RI - 'It's getting out of control': Washington County residents sound off on beach access to state legislative committee
The ocean and the beach are parts of the identity of people who live in Rhode Island, even those who cannot afford beach front property, said Patricia Almeida, of Charlestown.
WOOD RIVER JCT. — The measurement approach suggested by a landmark court decision is useless to determine where the public portion of the beach begins, rights of way or paths to the shoreline are often blocked and are hard to reach, and enjoying the beach is more difficult than ever, residents of Washington County told a state committee Wednesday.
About 60 residents gathered Wednesday for a meeting conducted at Chariho Middle School by a special legislative committee formed to study coastal access rights in Rhode Island.

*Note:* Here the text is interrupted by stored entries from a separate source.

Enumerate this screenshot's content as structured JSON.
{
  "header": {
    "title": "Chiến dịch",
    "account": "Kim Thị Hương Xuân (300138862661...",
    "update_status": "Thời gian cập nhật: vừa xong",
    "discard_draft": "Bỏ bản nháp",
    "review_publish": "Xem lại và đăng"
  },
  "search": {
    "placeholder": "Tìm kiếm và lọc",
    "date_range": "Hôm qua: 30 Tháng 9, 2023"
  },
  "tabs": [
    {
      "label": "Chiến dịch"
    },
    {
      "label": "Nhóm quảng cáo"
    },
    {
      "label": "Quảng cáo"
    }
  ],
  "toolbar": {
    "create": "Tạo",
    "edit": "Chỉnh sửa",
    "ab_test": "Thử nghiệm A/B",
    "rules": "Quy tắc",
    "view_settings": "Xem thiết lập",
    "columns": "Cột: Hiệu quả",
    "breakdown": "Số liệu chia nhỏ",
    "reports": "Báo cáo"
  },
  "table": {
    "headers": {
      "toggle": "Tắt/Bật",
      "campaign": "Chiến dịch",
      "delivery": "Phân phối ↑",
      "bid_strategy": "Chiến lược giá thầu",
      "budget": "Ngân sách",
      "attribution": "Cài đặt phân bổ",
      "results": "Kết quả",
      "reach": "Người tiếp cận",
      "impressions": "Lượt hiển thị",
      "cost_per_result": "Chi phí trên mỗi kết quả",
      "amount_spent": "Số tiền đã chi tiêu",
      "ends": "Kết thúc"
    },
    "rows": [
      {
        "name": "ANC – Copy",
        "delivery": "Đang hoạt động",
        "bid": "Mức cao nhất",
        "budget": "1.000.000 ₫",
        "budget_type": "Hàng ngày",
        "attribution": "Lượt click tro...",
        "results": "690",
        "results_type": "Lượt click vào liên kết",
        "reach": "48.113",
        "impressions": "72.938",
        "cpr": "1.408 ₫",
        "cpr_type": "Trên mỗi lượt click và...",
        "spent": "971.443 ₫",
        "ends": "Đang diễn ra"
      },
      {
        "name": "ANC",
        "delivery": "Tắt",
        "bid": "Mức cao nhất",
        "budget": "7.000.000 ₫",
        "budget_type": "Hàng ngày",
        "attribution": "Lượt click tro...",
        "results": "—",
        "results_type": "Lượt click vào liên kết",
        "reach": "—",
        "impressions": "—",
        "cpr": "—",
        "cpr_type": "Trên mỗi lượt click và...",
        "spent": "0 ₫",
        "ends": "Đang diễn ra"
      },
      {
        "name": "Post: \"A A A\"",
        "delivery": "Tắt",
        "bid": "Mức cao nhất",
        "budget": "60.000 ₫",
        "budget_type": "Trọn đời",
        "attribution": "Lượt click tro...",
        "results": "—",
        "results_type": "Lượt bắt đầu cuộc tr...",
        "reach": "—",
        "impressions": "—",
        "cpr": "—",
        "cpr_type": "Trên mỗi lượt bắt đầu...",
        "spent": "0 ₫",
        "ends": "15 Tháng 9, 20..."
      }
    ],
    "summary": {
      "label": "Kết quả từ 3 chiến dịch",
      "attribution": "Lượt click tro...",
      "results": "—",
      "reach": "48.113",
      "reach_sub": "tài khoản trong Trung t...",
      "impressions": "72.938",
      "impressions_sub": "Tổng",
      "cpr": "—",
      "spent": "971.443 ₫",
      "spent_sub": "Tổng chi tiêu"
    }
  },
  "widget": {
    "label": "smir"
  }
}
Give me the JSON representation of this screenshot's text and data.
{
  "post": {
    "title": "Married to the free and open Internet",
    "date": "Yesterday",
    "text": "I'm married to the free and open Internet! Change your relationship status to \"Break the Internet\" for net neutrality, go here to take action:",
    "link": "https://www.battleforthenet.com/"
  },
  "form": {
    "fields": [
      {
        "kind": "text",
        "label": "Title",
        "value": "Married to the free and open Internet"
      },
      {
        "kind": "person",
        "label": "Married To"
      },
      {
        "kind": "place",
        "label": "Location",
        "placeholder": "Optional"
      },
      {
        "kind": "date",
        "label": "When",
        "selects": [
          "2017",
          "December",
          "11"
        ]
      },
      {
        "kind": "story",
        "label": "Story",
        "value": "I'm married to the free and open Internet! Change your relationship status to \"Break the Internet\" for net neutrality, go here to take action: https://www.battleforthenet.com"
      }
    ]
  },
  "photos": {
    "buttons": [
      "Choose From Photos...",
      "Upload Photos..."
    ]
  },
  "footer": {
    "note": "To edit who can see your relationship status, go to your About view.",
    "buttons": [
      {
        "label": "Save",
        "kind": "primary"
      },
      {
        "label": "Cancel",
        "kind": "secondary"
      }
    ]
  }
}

Residents of Westerly, Charlestown, Narragansett, and members of the Narragansett Indian Tribe described problems in those towns as well as in South Kingstown, Middletown and Newport. They pleaded for and sometimes demanded action by the committee.
"We need a well-defined boundary to distinguish between public and private property. One that is easy to explain in layman's terms and by visual inspection," said Cinna Zerquera-Martin, who chairs the town of Narragansett's Coastal Access Improvement Committee.
The state constitution guarantees residents of the state a right to gather seaweed, pass along the shore, and to fish and swim, but the vexing problem is figuring out where private property ends and where the public area begins.
The current boundary, called the mean high-tide mark, is derived from a state Supreme Court case that originated with a trespass arrest made in Westerly in the 1980s. Those in attendance Wednesday said the mean high-tide mark, which is calculated based on 18.5 years worth of data, was never a good measure because it is always based on old information. Erosion, sea-level rise, and natural changes to the dynamic coastline also render the measurement inadequate, many who addressed the committee said.
Many of the speakers told of being harassed by private property owners accusing them of trespassing even when they were in the water or other areas that were clearly public.
Beach access is an issue of particular poignancy for the Narragansett Indian Tribe.
"As a Narragansett tribal elder, I find it very ironic that people are here tonight standing up and fighting for greater access to the beach when it was stripped from my people. We have no access whatsoever," said Bella Noka, a Narragansett Indian Tribe tribal elder.
Noka said she has been harassed while conducting tribal ceremonies, including one following the death of her mother.
"I would not dare interrupt services in a mosque, temple or church," she said.
The ocean and beach are traditionally sacred places, Noka said. She encouraged those in attendance to unite.
"At what cost do you sell your church? At what cost do you sell your mosque? At what cost do you sell your self? We will get access," Noka said.
Jennifer Krekorian, a South Kingstown resident, said the walk she enjoyed as a child from East Beach in Westerly to the Watch Hill Light House is no longer possible because of large stones placed at the base of Taylor Swift's mansion.
"This sort of attitude of ‘I own a big fancy house and you can’t access the shore,’ it’s getting out of control,” Krekorian said.
Rights of way or paths to the shore are blocked or monitored by security, Krekorian said.
Jed Thorpe, access coordinator for Save the Bay, encouraged lawmakers on the committee to pass a proposed bill that would decriminalize trespassing along a 10-foot swath of the Rhode Island coast. The bill was proposed by state Rep. Terri Cortvriend, D-Portsmouth, who is chairing the special legislative committee.